Those who refuse to consider an unconventional idea in science are disturbingly similar to those who refused to look through Galileo’s telescope 

When my Harvard colleague Stephen Greenblatt saw my book Extraterrestrial featured on the cover of the Orthodox Jewish magazine Ami, he commented “It is interesting that the Orthodox evidently do not consider their faith threatened by the possibility of other inhabited worlds.” To which I replied: “They appear to be less orthodox than my colleagues in the scientific community.” This was in reference to the pushback that my book received regarding the possibility that the interstellar object ‘Oumuamua might have been manufactured by another civilization.
Innovation blossoms in a culture willing to acquire new knowledge rather than being trapped in its past belief system. A mainstream astronomer who worked on rocks in the solar system for decades commented grudgingly: “‘Oumuamua is so strange…. I wish it never existed.” Such a sentiment is not the trademark of an intellectual culture that fosters discovery. In the weeks following the publication of my book I received numerous e-mails from astronomers, some tenured, who confessed that they agree with me but are afraid to speak out because of the potential repercussions to their careers.

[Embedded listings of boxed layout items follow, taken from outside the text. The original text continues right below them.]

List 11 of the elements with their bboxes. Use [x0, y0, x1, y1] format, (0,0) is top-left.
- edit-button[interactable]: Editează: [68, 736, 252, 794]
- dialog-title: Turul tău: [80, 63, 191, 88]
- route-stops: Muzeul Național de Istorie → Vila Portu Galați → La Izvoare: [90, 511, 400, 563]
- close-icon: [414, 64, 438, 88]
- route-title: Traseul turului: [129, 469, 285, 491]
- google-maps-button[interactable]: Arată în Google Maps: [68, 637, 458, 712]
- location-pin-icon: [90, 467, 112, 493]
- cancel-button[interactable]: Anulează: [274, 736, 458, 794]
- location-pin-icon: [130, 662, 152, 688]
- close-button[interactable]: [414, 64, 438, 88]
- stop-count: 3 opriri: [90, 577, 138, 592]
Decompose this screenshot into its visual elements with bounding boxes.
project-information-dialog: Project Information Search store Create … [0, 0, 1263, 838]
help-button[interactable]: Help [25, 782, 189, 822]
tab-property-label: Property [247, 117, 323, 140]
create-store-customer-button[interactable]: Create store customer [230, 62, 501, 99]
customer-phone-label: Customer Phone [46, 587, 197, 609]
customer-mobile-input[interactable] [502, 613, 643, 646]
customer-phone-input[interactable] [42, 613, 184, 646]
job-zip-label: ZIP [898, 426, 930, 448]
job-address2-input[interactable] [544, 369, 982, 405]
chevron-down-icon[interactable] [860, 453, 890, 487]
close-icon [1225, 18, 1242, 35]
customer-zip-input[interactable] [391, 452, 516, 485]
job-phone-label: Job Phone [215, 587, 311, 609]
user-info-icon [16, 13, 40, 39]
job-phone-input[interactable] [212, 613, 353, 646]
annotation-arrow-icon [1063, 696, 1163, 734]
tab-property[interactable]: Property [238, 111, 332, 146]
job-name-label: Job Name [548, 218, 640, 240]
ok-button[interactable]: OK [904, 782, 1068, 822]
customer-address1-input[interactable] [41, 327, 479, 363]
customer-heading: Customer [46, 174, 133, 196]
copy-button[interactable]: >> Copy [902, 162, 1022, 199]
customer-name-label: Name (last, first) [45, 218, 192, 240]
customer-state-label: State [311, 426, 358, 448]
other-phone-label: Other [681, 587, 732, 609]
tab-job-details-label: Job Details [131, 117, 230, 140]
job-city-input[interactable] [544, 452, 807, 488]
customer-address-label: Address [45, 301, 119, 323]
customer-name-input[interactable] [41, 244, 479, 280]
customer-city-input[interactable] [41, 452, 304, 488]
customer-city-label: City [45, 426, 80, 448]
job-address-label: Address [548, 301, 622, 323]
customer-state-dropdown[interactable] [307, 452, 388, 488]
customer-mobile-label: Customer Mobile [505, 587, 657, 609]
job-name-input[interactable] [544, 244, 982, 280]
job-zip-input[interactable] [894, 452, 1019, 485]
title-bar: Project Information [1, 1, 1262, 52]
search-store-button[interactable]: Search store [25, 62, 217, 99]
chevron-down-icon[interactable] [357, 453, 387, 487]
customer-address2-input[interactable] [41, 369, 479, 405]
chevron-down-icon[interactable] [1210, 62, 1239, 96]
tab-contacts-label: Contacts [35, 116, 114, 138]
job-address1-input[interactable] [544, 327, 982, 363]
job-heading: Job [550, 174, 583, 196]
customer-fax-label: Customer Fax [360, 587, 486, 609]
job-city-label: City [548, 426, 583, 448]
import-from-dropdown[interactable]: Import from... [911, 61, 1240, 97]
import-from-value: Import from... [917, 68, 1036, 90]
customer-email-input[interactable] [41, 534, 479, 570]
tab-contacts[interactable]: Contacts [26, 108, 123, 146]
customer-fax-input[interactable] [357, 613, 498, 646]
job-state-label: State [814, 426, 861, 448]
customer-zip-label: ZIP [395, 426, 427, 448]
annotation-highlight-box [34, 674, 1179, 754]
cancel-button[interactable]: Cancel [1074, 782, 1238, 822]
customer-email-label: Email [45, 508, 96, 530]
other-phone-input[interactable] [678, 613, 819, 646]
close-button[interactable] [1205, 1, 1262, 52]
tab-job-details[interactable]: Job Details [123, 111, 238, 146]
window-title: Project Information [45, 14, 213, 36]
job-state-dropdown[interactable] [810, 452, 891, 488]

Resistance to innovation is not a new phenomenon. When the astronomer Otto Struve suggested in a 1952 paper to search for hot Jupiters—massive, gaseous planets like our own Jupiter orbiting very close to their stars—his proposal was ignored until Didier Queloz and Michel Mayor found 51 Pegasi b. Prior to this discovery, astronomers argued that telescope time should not be “wasted” on this search because a Jupiter-like planet is unlikely to form so close to a sunlike star. Many even doubted whether exoplanets are common in the first place. The fact that this predictive “baby” was born four decades after it was conceived implies that there must be more “babies” that have never born because their existence is still in doubt. Placing blinders on our telescopes keeps us in our comfort zone at the expense of prolonging our ignorance. But reality does not abide by our prejudice; the existence of exoplanets or neighboring civilizations does not depend on whether we search for them.
Finding extraordinary evidence requires a commitment of extraordinary funds. This was true in the successful searches for the Higgs boson or gravitational waves, and it is definitely true in the so-far unsuccessful search for the nature of dark matter. Lack of evidence can be a self-fulfilling prophecy, the result of not investing enough in the search. All four proposals for explaining the anomalies of ‘Oumuamua in the context of a natural origin contemplated objects that we had never seen before in the solar system, including a hydrogen iceberg, a nitrogen iceberg, a tidal disruption fragment or a dust bunny. Therefore, by taking a close-up photograph of an ‘Oumuamua-like object in the future, we will learn something new about the nurseries that give birth to objects that we never imagined before ‘Oumuamua’s discovery. Our scientific knowledge will benefit irrespective of whether these objects are natural or artificial in origin. Only one scenario will maintain our ignorance—that of “business as usual” and lack of interest in ‘Oumuamua’s anomalies.

The culture of ignoring testable ideas because of prejudice coexists comfortably with a more extreme culture that embraces other ideas without requiring any test. The only requirement is for ideas to be popular within a large community that finds them legitimate. There is a benefit to not putting “skin in the game” with notions like the multiverse or the string theory landscape, which cannot be proven wrong by experimental tests and hence offer an ideal backdrop for demonstrating mathematical virtuosity. As the rabbinical saying goes: “The one who wants to lie, keeps the testimony far away.”